A troca de experiências não acontece apenas mediada pela secretaria. No âmbito das escolas, há também experiências exitosas mesmo no atual contexto. Na Escola Estadual Doutor Ornelo Machado, em Jaraguá, a 120 quilômetros de Goiânia, Nicole Cardoso Avelar leciona português e ciências para turmas dos anos finais do ensino fundamental. Ela conta que os professores criaram um grupo de WhatsApp para tirar dúvidas. “Um vai colaborando com o outro”, diz ela, lembrando que os docentes também têm a oportunidade de participar de videoconferências com os coordenadores pedagógicos.
Postura propositiva
Para que a interação seja a mais produtiva possível, a supervisora Cristina Fernandes, de São Paulo, recomenda uma postura propositiva, com perguntas e sugestões. “Que todos atuem na perspectiva da melhoria de ideias. Uma mediação amiga, que só diz que está tudo bom, ou aquela negativa, que só busca defeitos, não tira as pessoas do lugar”, diz ela, que supervisiona a formação de coordenadores pedagógicos, professores de matemática e de tecnologia para aprendizagem.

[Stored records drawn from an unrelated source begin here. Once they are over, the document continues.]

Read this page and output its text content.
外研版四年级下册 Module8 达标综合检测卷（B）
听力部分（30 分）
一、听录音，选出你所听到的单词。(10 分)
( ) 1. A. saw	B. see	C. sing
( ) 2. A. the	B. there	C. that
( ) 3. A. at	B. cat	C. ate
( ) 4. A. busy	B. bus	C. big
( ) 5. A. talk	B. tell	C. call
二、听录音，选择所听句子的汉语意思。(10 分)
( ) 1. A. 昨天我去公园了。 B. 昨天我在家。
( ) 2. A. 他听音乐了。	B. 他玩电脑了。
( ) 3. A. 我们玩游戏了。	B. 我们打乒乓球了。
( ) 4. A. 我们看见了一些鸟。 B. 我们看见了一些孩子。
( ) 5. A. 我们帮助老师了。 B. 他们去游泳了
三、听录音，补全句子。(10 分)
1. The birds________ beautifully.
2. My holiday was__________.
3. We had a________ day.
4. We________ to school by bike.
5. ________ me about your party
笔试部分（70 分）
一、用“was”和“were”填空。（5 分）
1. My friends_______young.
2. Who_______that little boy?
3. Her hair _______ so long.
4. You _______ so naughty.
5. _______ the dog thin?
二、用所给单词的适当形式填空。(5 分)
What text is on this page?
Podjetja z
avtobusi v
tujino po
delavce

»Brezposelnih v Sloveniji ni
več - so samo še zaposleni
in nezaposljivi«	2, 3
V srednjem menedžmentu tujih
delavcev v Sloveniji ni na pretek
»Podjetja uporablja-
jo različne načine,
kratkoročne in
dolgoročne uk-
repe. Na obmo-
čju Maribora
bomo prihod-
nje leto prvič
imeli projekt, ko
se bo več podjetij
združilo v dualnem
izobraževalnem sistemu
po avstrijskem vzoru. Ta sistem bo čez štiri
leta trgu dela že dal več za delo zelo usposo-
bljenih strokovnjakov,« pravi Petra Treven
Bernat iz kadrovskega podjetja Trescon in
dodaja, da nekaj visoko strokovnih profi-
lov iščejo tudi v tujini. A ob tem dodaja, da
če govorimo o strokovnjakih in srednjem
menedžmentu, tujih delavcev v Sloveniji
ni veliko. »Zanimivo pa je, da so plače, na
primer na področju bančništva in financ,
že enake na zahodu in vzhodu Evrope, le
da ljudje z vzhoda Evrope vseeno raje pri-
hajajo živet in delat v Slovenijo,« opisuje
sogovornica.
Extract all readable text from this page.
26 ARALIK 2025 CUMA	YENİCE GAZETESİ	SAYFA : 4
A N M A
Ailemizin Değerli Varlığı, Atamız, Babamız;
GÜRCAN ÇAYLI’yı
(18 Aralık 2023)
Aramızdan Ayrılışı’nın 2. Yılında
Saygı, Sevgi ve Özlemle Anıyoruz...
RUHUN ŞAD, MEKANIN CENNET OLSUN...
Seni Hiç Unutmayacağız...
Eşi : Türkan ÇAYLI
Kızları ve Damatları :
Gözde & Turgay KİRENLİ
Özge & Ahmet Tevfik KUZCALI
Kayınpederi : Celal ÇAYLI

Na rede paulistana, os estudantes também são incentivados a interagir entre si e buscar soluções para os desafios do ensino remoto. “Temos uma aluna que fez um tutorial, dizendo como encontra o seu e-mail do Google Sala de Aula e acessa as atividades que seus professores estão postando. É uma linguagem de criança para criança, ou entre adolescentes”, conta Cristina.
Veja os melhores momentos do depoimento de Cristina Fernandes.
No Espírito Santo, a rede estadual lançou o projeto IdeAção, concebido para qualificar a prática pedagógica a partir da experiência dos professores. Por meio de edital, a Secretaria de Educação convidou os docentes a encaminhar suas videoaulas sobre diferentes áreas do currículo do ensino fundamental e médio. Uma comissão está fazendo a curadoria das videoaulas, que passarão a compor um repositório.
“A proposta é valorizar o que é da rede, para a rede”, diz a gerente de Estudos, Pesquisas, Qualificação e Desenvolvimento dos Profissionais do Magistério, Mariana Pozzatti. Depois disso, haverá uma segunda rodada de produção, dessa vez com estúdios e equipamentos fornecidos pela secretaria.
De acordo com Mariana, os professores da rede capixaba também trocam experiências por meio da plataforma Google Sala de Aula, no âmbito de cada regional de ensino. A comunicação se dá também por grupos de WhatsApp e outros aplicativos. “É difícil mensurar o tamanho das comunidades de prática, porque elas se fazem de diferentes maneiras”, afirma ela.